Etwas aus dem Fokus der Öffentlichkeit geraten ist Iran (176), doch das Regime lässt unabhängigem Journalismus weiterhin absolut keine Bewegungsfreiheit. Es ist beinahe unmöglich, sich dem unnachgiebigen Druck der Regierung und ihrer Behörden zu entziehen. Noch immer sitzen 23 Medienschaffende in den Gefängnissen, Folter ist verbreitet. Ebenfalls schwierig bleibt die Lage in Syrien (177). Nach dem Sturz der Assad-Diktatur haben die neuen Machthaber zwar die Pressefreiheit in der vorläufigen Verfassung festgeschrieben. Was davon zu halten ist, wird sich zeigen – die Chance, aber auch die Herausforderungen sind angesichts einer in Trümmern liegenden Medienlandschaft riesig

Auf dem vorletzten Platz auf der Rangliste der Pressefreiheit steht Nordkorea (179). Das Regime in Pjöngjang riegelt sich totalitär ab und lässt keine unabhängige Berichterstattung zu. Das Schlusslicht bleibt Eritrea (180). Dort trat das Parlament zuletzt 2001 zusammen, seitdem regiert Isayas Afewerki das Land diktatorisch. Alle Medien stehen unter direkter Kontrolle des Informationsministeriums. Die Diktatur unterbindet den freien Fluss von Nachrichten und Informationen systematisch und mit großer Härte und Brutalität. Vier der vor über 20 Jahren festgenommenen Journalisten sitzen bis heute ohne Anklage in Haft, etwa der schwedische Staatsbürger Dawit Isaak. Er gehört zu den am längsten inhaftierten Medienschaffenden der Welt.

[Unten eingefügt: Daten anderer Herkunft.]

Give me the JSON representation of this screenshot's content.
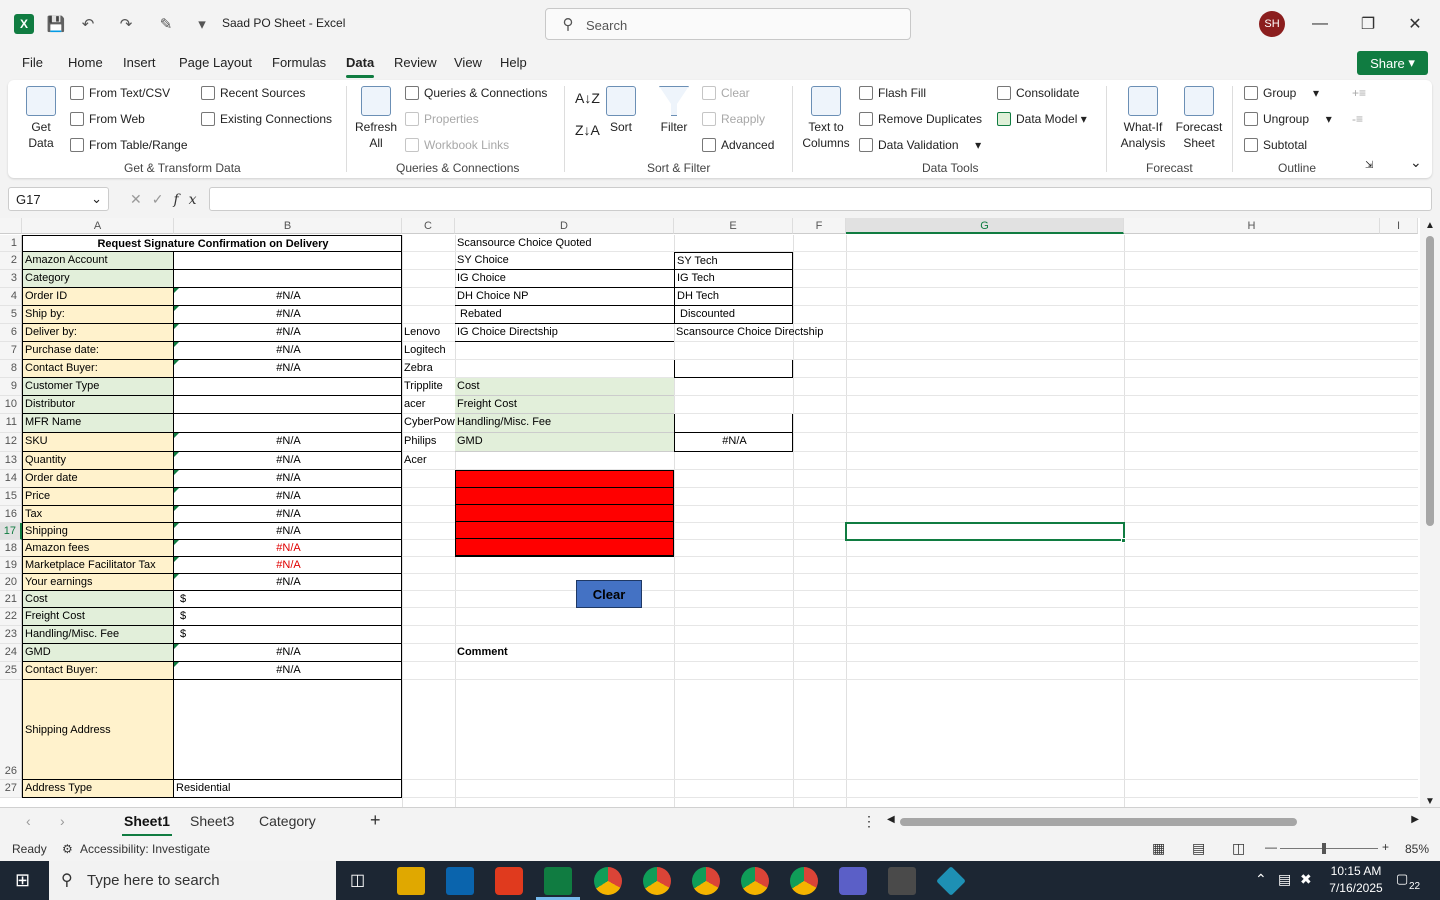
{
  "app": {
    "doc_title": "Saad PO Sheet  -  Excel",
    "search_placeholder": "Search",
    "avatar": "SH"
  },
  "menu": [
    "File",
    "Home",
    "Insert",
    "Page Layout",
    "Formulas",
    "Data",
    "Review",
    "View",
    "Help"
  ],
  "share_label": "Share",
  "ribbon": {
    "get_data": "Get\nData",
    "get_transform": [
      "From Text/CSV",
      "From Web",
      "From Table/Range",
      "Recent Sources",
      "Existing Connections"
    ],
    "group_get_transform": "Get & Transform Data",
    "refresh": "Refresh\nAll",
    "queries": [
      "Queries & Connections",
      "Properties",
      "Workbook Links"
    ],
    "group_queries": "Queries & Connections",
    "sort_label": "Sort",
    "filter_label": "Filter",
    "filter_opts": [
      "Clear",
      "Reapply",
      "Advanced"
    ],
    "group_sort": "Sort & Filter",
    "text_to_columns": "Text to\nColumns",
    "data_tools": [
      "Flash Fill",
      "Remove Duplicates",
      "Data Validation",
      "Consolidate",
      "Data Model"
    ],
    "group_data_tools": "Data Tools",
    "what_if": "What-If\nAnalysis",
    "forecast_sheet": "Forecast\nSheet",
    "group_forecast": "Forecast",
    "outline": [
      "Group",
      "Ungroup",
      "Subtotal"
    ],
    "group_outline": "Outline"
  },
  "formula_bar": {
    "name_box": "G17",
    "formula": ""
  },
  "columns": [
    "A",
    "B",
    "C",
    "D",
    "E",
    "F",
    "G",
    "H",
    "I"
  ],
  "colA": [
    "Request Signature Confirmation on Delivery",
    "Amazon Account",
    "Category",
    "Order ID",
    "Ship by:",
    "Deliver by:",
    "Purchase date:",
    "Contact Buyer:",
    "Customer Type",
    "Distributor",
    "MFR Name",
    "SKU",
    "Quantity",
    "Order date",
    "Price",
    "Tax",
    "Shipping",
    "Amazon fees",
    "Marketplace Facilitator Tax",
    "Your earnings",
    "Cost",
    "Freight Cost",
    "Handling/Misc. Fee",
    "GMD",
    "Contact Buyer:",
    "Shipping Address",
    "Address Type"
  ],
  "colB": [
    "",
    "",
    "",
    "#N/A",
    "#N/A",
    "#N/A",
    "#N/A",
    "#N/A",
    "",
    "",
    "",
    "#N/A",
    "#N/A",
    "#N/A",
    "#N/A",
    "#N/A",
    "#N/A",
    "#N/A",
    "#N/A",
    "#N/A",
    "$",
    "$",
    "$",
    "#N/A",
    "#N/A",
    "",
    "Residential"
  ],
  "dash": "-",
  "colC": [
    "Lenovo",
    "Logitech",
    "Zebra",
    "Tripplite",
    "acer",
    "CyberPower",
    "Philips",
    "Acer"
  ],
  "colD": [
    "Scansource Choice Quoted",
    "SY Choice",
    "IG Choice",
    "DH Choice NP",
    "Rebated",
    "IG Choice Directship",
    "",
    "",
    "Cost",
    "Freight Cost",
    "Handling/Misc. Fee",
    "GMD"
  ],
  "colE": [
    "",
    "SY Tech",
    "IG Tech",
    "DH Tech",
    "Discounted",
    "Scansource Choice Directship",
    "",
    "",
    "",
    "",
    "",
    "#N/A"
  ],
  "clear_button": "Clear",
  "comment_label": "Comment",
  "sheets": [
    "Sheet1",
    "Sheet3",
    "Category"
  ],
  "status": {
    "ready": "Ready",
    "accessibility": "Accessibility: Investigate",
    "zoom": "85%"
  },
  "taskbar": {
    "search": "Type here to search",
    "time": "10:15 AM",
    "date": "7/16/2025",
    "notif": "22"
  },
  "colors": {
    "accent": "#107c41",
    "yellow": "#fff2cc",
    "green": "#e2efda",
    "red": "#ff0000",
    "button": "#4472c4"
  }
}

180 Länder, über 120 Fragen, fünf Indikatoren: So analysiert RSF die Pressefreiheit

Die Rangliste der Pressefreiheit von Reporter ohne Grenzen vergleicht die Situation für Journalistinnen, Journalisten und Medien in 180 Staaten und Territorien. Die Rangliste stützt sich dabei auf fünf Indikatoren: Neben Sicherheit sind dies politischer Kontext, rechtlicher Rahmen sowie wirtschaftliches und soziokulturelles Umfeld. Diese Indikatoren werden in jedem der 180 untersuchten Staaten und Territorien ermittelt – zum einen auf Grundlage einer Untersuchung, für die ausgewählte Journalistinnen, Wissenschaftler und Menschenrechtsverteidigerinnen in den jeweiligen Ländern einen Fragebogen mit über 120 Fragen beantworteten, zum anderen auf Grundlage von quantitativen Erhebungen zur Sicherheit von Journalisten und Medien. Die Zahl einfacher tätlicher Übergriffe auf Medienschaffende fließt aus Gründen der weltweiten Vergleichbarkeit nicht mehr in die Daten ein, Übergriffe wie Festnahmen, Inhaftierungen oder Tötungen jedoch schon. Mittels einer Formel wird daraus ein Punktwert zwischen 0 und 100 ermittelt, wobei 0 der schlechtesten und 100 der besten möglichen Wertung entspricht.

Aus der Abfolge der Punktwerte der einzelnen Länder ergibt sich die weltweite Rangliste. Zur 20. Ausgabe wurde die Rangliste 2022 erstmals mit einer neuen Methode ermittelt, um die Komplexität der Verhältnisse, die die Pressefreiheit weltweit beeinflussen, besser widerzuspiegeln. RSF hat die verbesserte Methodik mit einem Expertenkomitee aus Medien und Forschung erarbeitet. Aufgrund der geänderten Methodik ist beim Vergleich der Rangliste insgesamt und von einzelnen Ergebnissen vor und nach 2021 Vorsicht geboten. In die Rangliste der Pressefreiheit 2024 fließen Daten vom 1. Januar 2024 bis 31. Dezember 2024 ein.